When we bought this house 3 years ago, it isn’t what I wanted. I was afraid of this journey, of having a house as a project, of the unknown. Really, what I was afraid of was having something so big and so important be so imperfect. You see, I wanted to feel like everything I did was just right. I wanted to do things like I was “supposed to”. I wanted a bright, shiny, clean, new home to reflect bright shiny perfect me. The problem was and still is, that I am not perfect. I just didn’t want something like my little, ugly house to show that to the world. I wanted a house that I was proud to invite people over to. I wanted a home that showed all kinds of unrealistic and untrue things about myself – like perfection and grandness, and prettiness.
Moving into this home and starting this project was humbling. For the first time in pretty much ever, as I stared at my home ripped to the slab because even the studs were too ugly and falling apart to keep, I felt like I was looking myself in the mirror naked with nothing to hide all the flaws, the imperfect and ugly things about myself. And instead of hiding, I had to face it. There is a reason this blog isn’t called Remodeling This Home. I knew when I started this blog, a year after we’d started this journey to rebuild a house from the ground up, that this project wasn’t just about the house. It was about me and all the things I didn’t want to see. I didn’t want to see that I spent too much money, was not a nice person, and had my priorities in life all wrong. I just wanted to be me. I was fabulous. I was amazing. What was there to change? I was the shiny new house with granite countertops and bronze fixtures. But if you ripped down those walls to the studs, I was rotting, I was ugly, and I needed remodeling.
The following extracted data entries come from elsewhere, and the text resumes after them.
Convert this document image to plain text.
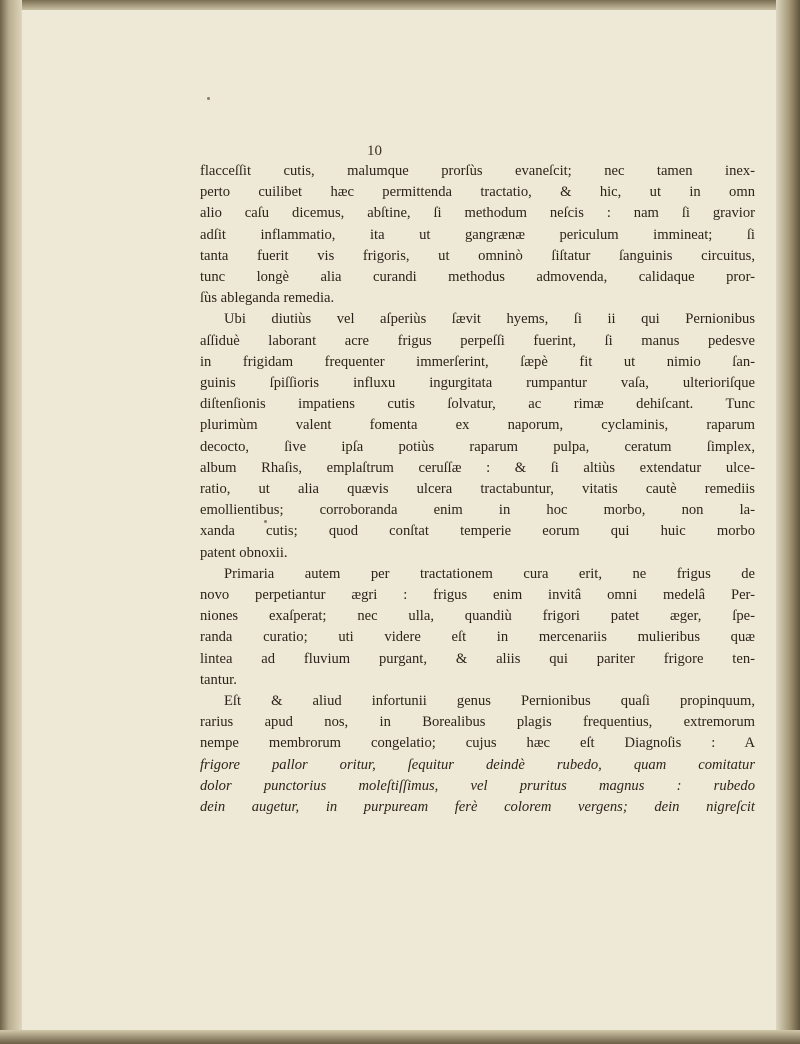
10
flacceſſit cutis, malumque prorſùs evaneſcit; nec tamen inex-
perto cuilibet hæc permittenda tractatio, & hic, ut in omn
alio caſu dicemus, abſtine, ſi methodum neſcis : nam ſi gravior
adſit inflammatio, ita ut gangrænæ periculum immineat; ſi
tanta fuerit vis frigoris, ut omninò ſiſtatur ſanguinis circuitus,
tunc longè alia curandi methodus admovenda, calidaque pror-
ſùs ableganda remedia.
Ubi diutiùs vel aſperiùs ſævit hyems, ſi ii qui Pernionibus
aſſiduè laborant acre frigus perpeſſi fuerint, ſi manus pedesve
in frigidam frequenter immerſerint, ſæpè fit ut nimio ſan-
guinis ſpiſſioris influxu ingurgitata rumpantur vaſa, ulterioriſque
diſtenſionis impatiens cutis ſolvatur, ac rimæ dehiſcant. Tunc
plurimùm valent fomenta ex naporum, cyclaminis, raparum
decocto, ſive ipſa potiùs raparum pulpa, ceratum ſimplex,
album Rhaſis, emplaſtrum ceruſſæ : & ſi altiùs extendatur ulce-
ratio, ut alia quævis ulcera tractabuntur, vitatis cautè remediis
emollientibus; corroboranda enim in hoc morbo, non la-
xanda cutis; quod conſtat temperie eorum qui huic morbo
patent obnoxii.
Primaria autem per tractationem cura erit, ne frigus de
novo perpetiantur ægri : frigus enim invitâ omni medelâ Per-
niones exaſperat; nec ulla, quandiù frigori patet æger, ſpe-
randa curatio; uti videre eſt in mercenariis mulieribus quæ
lintea ad fluvium purgant, & aliis qui pariter frigore ten-
tantur.
Eſt & aliud infortunii genus Pernionibus quaſi propinquum,
rarius apud nos, in Borealibus plagis frequentius, extremorum
nempe membrorum congelatio; cujus hæc eſt Diagnoſis : A
frigore pallor oritur, ſequitur deindè rubedo, quam comitatur
dolor punctorius moleſtiſſimus, vel pruritus magnus : rubedo
dein augetur, in purpuream ferè colorem vergens; dein nigreſcit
I have embraced this process so much because every step of the way, I have felt a change in myself. I have had to step back, swallow my pride and just let things be as they are – sometimes ugly, some things I want to hide in a deep dark closet, some things I just want to paint over and hope the old paint doesn’t show through.
This house saved me. It made me stop and realize that there is more to a beautiful life than high ceilings, square footage, and shiny kitchens. I have learned along the way that sometimes things seem great for a while, changes have been made and enjoyed and then bam! another problem arises. Something else I need to fix, whether it’s a kitchen wall or a friendship gone wrong, I have to look at the ugly and figure out how to fix it. I have learned that it’s easier to fix something than to pretend it’s not there.
Embracing this imperfect home has allowed me to embrace imperfect me. Let myself be me, goofy, ridiculous, awkward, shy me. I have realized that by allowing myself to see the things less than stellar about myself is the only way that they’ll ever change. It’s not all about the house or all about me, but part of it is about finding out a truth about myself that I didn’t want to see. I don’t know it all, I don’t have it all, I am not the prettiest, smartest, funniest person ever, and I don’t need to be. I need to be the best me. Just like my house won’t ever be the biggest, shiniest, prettiest house, it is my home. For imperfect me and the most important people in the world to me. We have and will continue to make our improvements together.